“How can you possibly grow this to have the right texture and flavor?” April asked. She took another generous bite of tenderloin. It was red in the middle and charred on the outside, but hot all the way through. The little cup of steak sauce with it was built on a butter base with mustard, thyme, garlic, salt and a dash of Cajun seasoning, but no tomato. It was an heirloom recipe from Dr. Ames’ grandmother. No surprise anyone nicknamed Jelly would come from a family of cooks and appreciative eaters. The fact April was ignoring the sauce didn’t bother him at all. He took it as a good sign the beef stood alone just fine with only a little salt and pepper.
“I’ll tell you if you’ll agree to strict nondisclosure,” Ames offered. “I intend to keep the process secret as long as possible. Heather is agreeable to allowing me to keep the production in physical isolation with very few people knowing the entire process. She offered to start issuing patents, but I figure the Earthies wouldn’t respect that even if she does. If you’re going to invest in it I understand why you’d need more details.”
April chewed and swallowed. She looked at the hunk of meat in wonder, and perhaps resented a little bit needing to stop eating and speak with Jelly.
“Of course,” April agreed, readily. “I’d do that much for friendship, not just business. I think you’re right, the Chinese especially, will have factories set up cranking this stuff out in a couple months if you let it be public knowledge. And you’ll never see a plastic Yuan coin for it. I just don’t understand how you can grow this without…the cow.”
“Tissue culture is nothing new. Even growing it to a certain shape is not unheard of. We can grow some complex organs easier than bulk muscle tissue. I can grow chicken chunks, nuggets, pretty easily. People will buy those. But with beef it’s hard to market it in small pieces. They don’t sell very well, even for kabobs. The shape and texture are not what people expect,” Ames lamented.

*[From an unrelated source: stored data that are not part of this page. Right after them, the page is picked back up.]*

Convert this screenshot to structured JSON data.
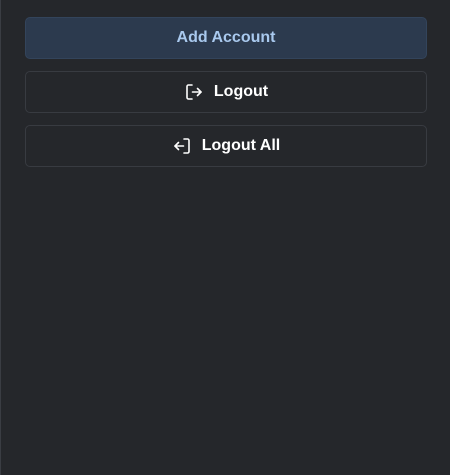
{
  "actions": {
    "add_account_label": "Add Account",
    "logout_label": "Logout",
    "logout_all_label": "Logout All",
    "logout_icon": "logout-icon",
    "logout_all_icon": "logout-all-icon"
  },
  "colors": {
    "background": "#25272b",
    "primary_button_bg": "#2c3a4e",
    "primary_button_text": "#a9c9ee",
    "outline_border": "#383b41",
    "text": "#ffffff"
  }
}
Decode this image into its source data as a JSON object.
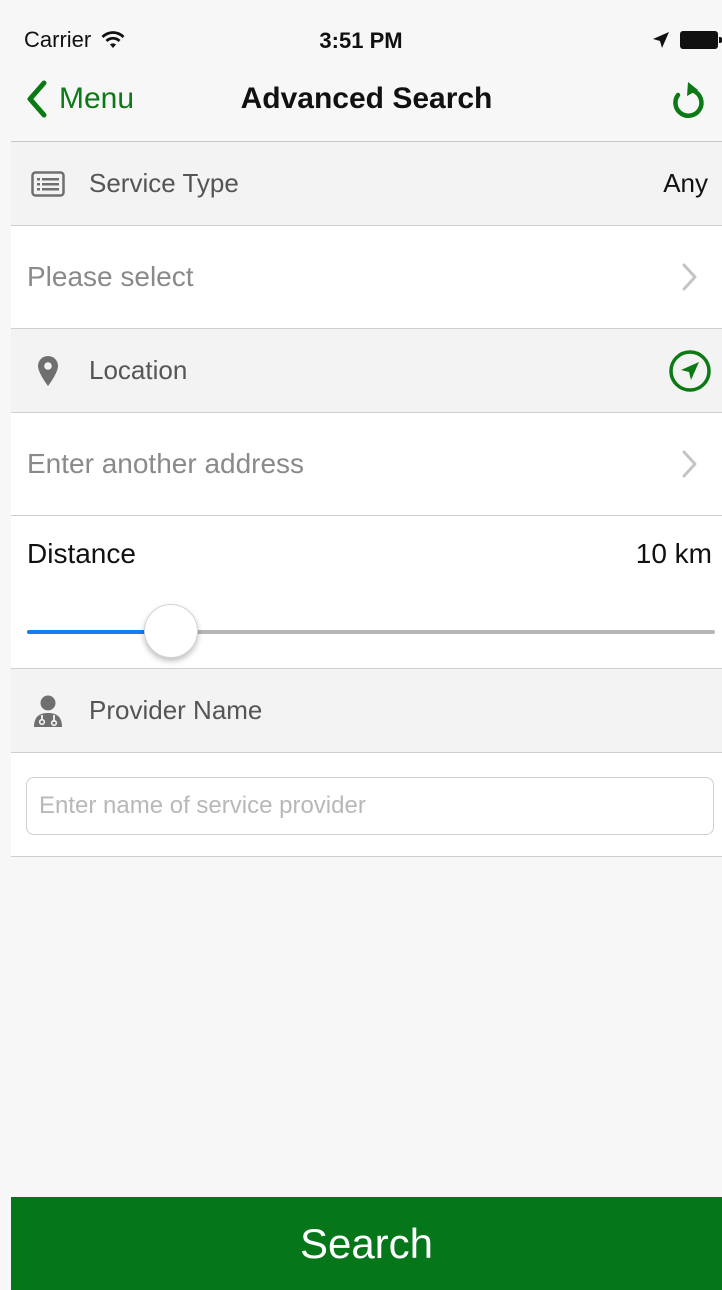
{
  "status_bar": {
    "carrier": "Carrier",
    "time": "3:51 PM"
  },
  "nav": {
    "back_label": "Menu",
    "title": "Advanced Search"
  },
  "service_type": {
    "label": "Service Type",
    "value": "Any",
    "select_placeholder": "Please select"
  },
  "location": {
    "label": "Location",
    "address_placeholder": "Enter another address"
  },
  "distance": {
    "label": "Distance",
    "value_text": "10 km",
    "slider_fraction": 0.21
  },
  "provider": {
    "label": "Provider Name",
    "input_placeholder": "Enter name of service provider",
    "input_value": ""
  },
  "search_button": {
    "label": "Search"
  },
  "colors": {
    "accent_green": "#0b7a15",
    "search_button_bg": "#05761a",
    "slider_fill": "#1a7cf2"
  },
  "icons": {
    "back": "chevron-left-icon",
    "refresh": "refresh-icon",
    "service_type": "list-icon",
    "location": "map-pin-icon",
    "locate": "navigation-arrow-icon",
    "provider": "doctor-icon",
    "disclosure": "chevron-right-icon"
  }
}
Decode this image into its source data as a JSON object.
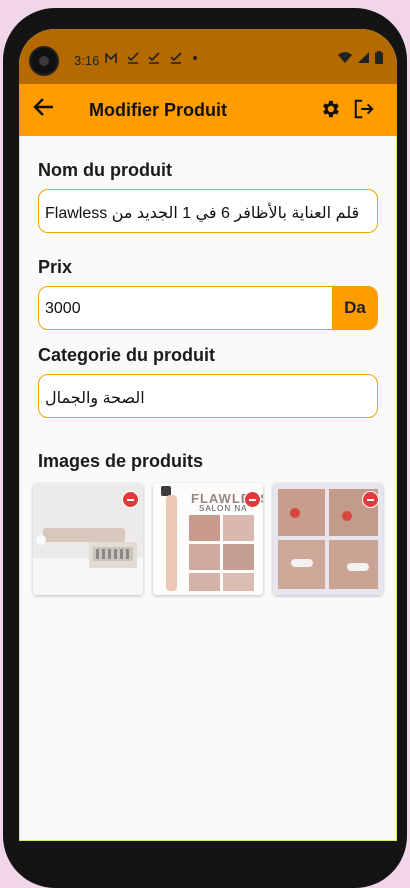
{
  "status_bar": {
    "time": "3:16",
    "notification_icons": [
      "mail-icon",
      "check-icon",
      "check-icon",
      "check-icon",
      "dot-icon"
    ],
    "right_icons": [
      "wifi-icon",
      "signal-icon",
      "battery-icon"
    ]
  },
  "app_bar": {
    "title": "Modifier Produit",
    "back_icon": "arrow-left-icon",
    "settings_icon": "gear-icon",
    "logout_icon": "logout-icon"
  },
  "form": {
    "name_label": "Nom du produit",
    "name_value": "Flawless قلم العناية بالأظافر 6 في 1 الجديد من",
    "price_label": "Prix",
    "price_value": "3000",
    "price_unit": "Da",
    "category_label": "Categorie du produit",
    "category_value": "الصحة والجمال"
  },
  "images": {
    "label": "Images de produits",
    "items": [
      {
        "name": "product-image-1",
        "remove_icon": "minus-circle-icon"
      },
      {
        "name": "product-image-2",
        "caption_1": "FLAWLESS",
        "caption_2": "SALON NA",
        "remove_icon": "minus-circle-icon"
      },
      {
        "name": "product-image-3",
        "remove_icon": "minus-circle-icon"
      }
    ]
  },
  "colors": {
    "accent": "#ff9c00",
    "status_bar": "#b56a00",
    "remove": "#e03a3a"
  }
}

April took the opportunity to slice off another bite while he was talking.
“There are difficulties both in getting a large mass without vascularization to oxygenate it and to provide nutrients…”
“Where do you get the nutrients?” April asked around a full mouth.

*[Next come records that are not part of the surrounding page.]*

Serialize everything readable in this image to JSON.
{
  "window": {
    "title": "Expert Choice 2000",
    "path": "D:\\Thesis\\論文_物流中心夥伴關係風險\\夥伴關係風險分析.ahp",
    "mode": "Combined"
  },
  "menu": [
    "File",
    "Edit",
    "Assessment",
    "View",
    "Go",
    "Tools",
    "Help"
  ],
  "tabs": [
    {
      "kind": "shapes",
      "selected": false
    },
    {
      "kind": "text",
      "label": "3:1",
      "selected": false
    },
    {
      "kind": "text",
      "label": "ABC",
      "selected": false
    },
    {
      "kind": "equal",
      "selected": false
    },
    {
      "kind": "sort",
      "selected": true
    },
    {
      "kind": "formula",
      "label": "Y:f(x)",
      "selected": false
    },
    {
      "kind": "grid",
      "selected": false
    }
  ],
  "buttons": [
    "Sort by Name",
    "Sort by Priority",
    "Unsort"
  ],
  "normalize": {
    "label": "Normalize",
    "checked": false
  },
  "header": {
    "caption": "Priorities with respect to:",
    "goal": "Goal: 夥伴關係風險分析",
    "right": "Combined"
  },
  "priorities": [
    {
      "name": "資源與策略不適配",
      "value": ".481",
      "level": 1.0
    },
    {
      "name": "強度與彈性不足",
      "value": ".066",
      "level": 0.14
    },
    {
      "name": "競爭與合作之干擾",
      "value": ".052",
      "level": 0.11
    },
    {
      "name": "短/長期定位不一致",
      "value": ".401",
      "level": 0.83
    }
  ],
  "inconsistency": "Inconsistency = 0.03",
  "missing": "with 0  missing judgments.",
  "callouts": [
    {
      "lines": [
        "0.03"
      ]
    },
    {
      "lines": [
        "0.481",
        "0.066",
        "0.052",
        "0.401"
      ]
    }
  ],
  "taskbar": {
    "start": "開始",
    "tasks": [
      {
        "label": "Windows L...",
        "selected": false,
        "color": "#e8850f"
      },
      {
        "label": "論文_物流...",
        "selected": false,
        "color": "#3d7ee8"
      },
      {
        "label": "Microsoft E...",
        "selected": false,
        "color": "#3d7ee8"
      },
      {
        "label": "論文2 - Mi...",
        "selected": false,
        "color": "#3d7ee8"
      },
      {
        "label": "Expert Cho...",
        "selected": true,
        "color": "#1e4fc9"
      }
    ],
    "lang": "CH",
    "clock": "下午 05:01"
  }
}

“The first experiments used Bovine blood fractions, the same as a cow. Obviously that’s not cost effective,” Ames said, “even on Earth. But you can create bacteria to produce the proper nutrients by altering them genetically. So far we haven’t been able to get everything we need from less than five separate cultures.
“You process them, add electrolytes, add a few extracts we obtain from food plants, and introduce it as a nutrient bath. The culture is started on a platinum plate and grows from it along a grid of very thin tubes with microscopic orifices which release the nutrients. It’s also done at higher than normal pressure, and with additives in the mix which have no function but to increase its oxygen carrying capacity.”

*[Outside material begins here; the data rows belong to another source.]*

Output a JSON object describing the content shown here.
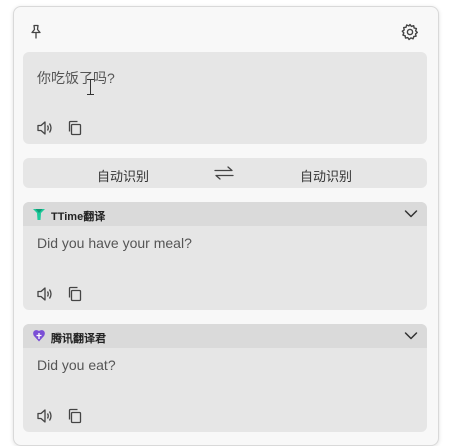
{
  "source": {
    "text": "你吃饭了吗?"
  },
  "languages": {
    "from": "自动识别",
    "to": "自动识别"
  },
  "results": [
    {
      "engine": "TTime翻译",
      "text": "Did you have your meal?",
      "logo_color": "#1ec99a"
    },
    {
      "engine": "腾讯翻译君",
      "text": "Did you eat?",
      "logo_color": "#7b4fd6"
    }
  ],
  "icons": {
    "pin": "pin-icon",
    "settings": "gear-icon",
    "speaker": "speaker-icon",
    "copy": "copy-icon",
    "swap": "swap-icon",
    "expand": "chevron-down-icon"
  }
}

“But doesn’t it have a bunch of holes through it then?” April asked, making a repeated gesture with her straight fingers. “I don’t see a grid of holes in my steak.”
“The tubes are very thin, Think of a ultra fine hypodermic needle. One of the ways they tenderize natural beef is to stab it repeatedly with fine needles,” he said, copying her gesture. “You won’t see holes from that process either. But when the culture is mature you slide it off the grid of needles and it appears a solid mass. Then you sterilize the apparatus and start a new one. It takes about two weeks to grow a quarter kilo filet. Electro-stimulation hastens that and is a factor in giving it the proper grain.”
“Just like Gunny had ‘trodes on each one, making his fingers grow faster inside the clamshell when they grew him a new hand?” April guessed.
“Very much so, but I’d avoid bringing that up when marketing the product,” Ames suggested.
“I know people are squeamish. Don’t worry. Even if I invest, I know better than to interfere with things for which I have no talent, like selling,” April promised.
Ames nodded appreciatively. For all of his professionalism he was squeamish, but he’d rather not admit it to April. Ames let her eat. The steak was selling itself better than anything he could say.
April was chewing, but thoughtfully, looking off in the air trying to visualize something.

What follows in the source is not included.